Thomas Hardy, Jude the Obscure (1895)Hardy's passage detailing the marriage of Jude and Arabella is as saturated in ironies as it is in harsh social criticism. In wryly paraphrasing the terms of their marriage contract, Hardy has substituted “feel” and “desire” where “love” and “honour” appear in the Book of Common Prayer's solemnization of matrimony. It is carnal passion, not love, that has united the couple, an ill-fated alliance whose numbing monotony is accentuated in the deforming repetition of the marital vow. Society has consecrated “desire” (misrecognizing it as “love”) as the basis for marriage when it should comprehend desire as shortlived. In Jude the Obscure it is not so much the familiar Hardyesque elements “nature” and “fate” that ensnare his restless protagonists but the ludicrous laws that require marriage to solidify momentary escapades into lifelong commitments. With Jude the inhabitable microcosm that Jane Austen's fictionmade out of love-consecrated marriage becomes at the century's end a prison-house.

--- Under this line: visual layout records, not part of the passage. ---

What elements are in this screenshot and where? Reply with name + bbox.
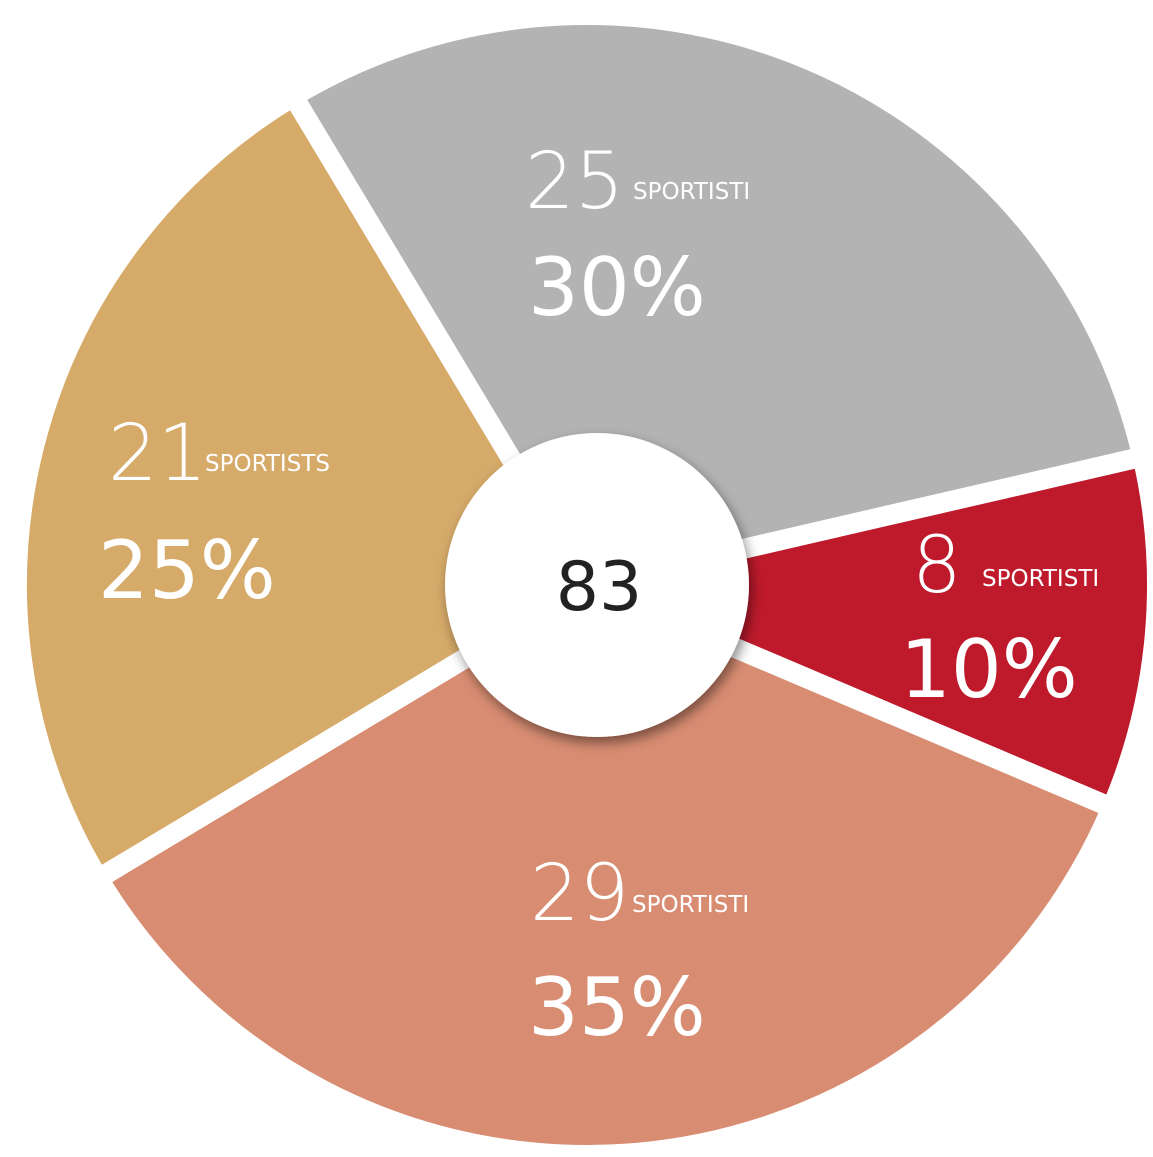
slice-percent: 10% [900, 623, 1078, 716]
slice-percent: 35% [528, 961, 706, 1054]
pie-slice [554, 444, 1153, 821]
slice-count: 25 [525, 137, 624, 227]
slice-count: 21 [108, 409, 207, 499]
slice-percent: 25% [98, 524, 276, 617]
slice-count: 29 [530, 849, 629, 939]
slice-unit: SPORTISTI [633, 179, 750, 205]
pie-slice [7, 82, 601, 893]
slice-percent: 30% [528, 241, 706, 334]
slice-count: 8 [912, 521, 962, 611]
slice-unit: SPORTISTI [982, 566, 1099, 592]
total-label: 83 [556, 548, 643, 627]
slice-unit: SPORTISTS [205, 451, 330, 477]
slice-unit: SPORTISTI [632, 892, 749, 918]
center-disc [445, 433, 749, 737]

In writing with such acerbity Hardy anticipates a distinction that animates literary critics attending to Victorian fiction a century later. For of all the reconceptualizations in the 1980s and 1990s, none has been more influential than the deployment of “desire” where once “love” or “courtship” had demarcated intimate relations in fiction. The value of “desire” as an animating concept arises from its subtlety and allusiveness, encompassing a range of impulses and fantasies, enacted or not, and whether or not they find institutional substantiation.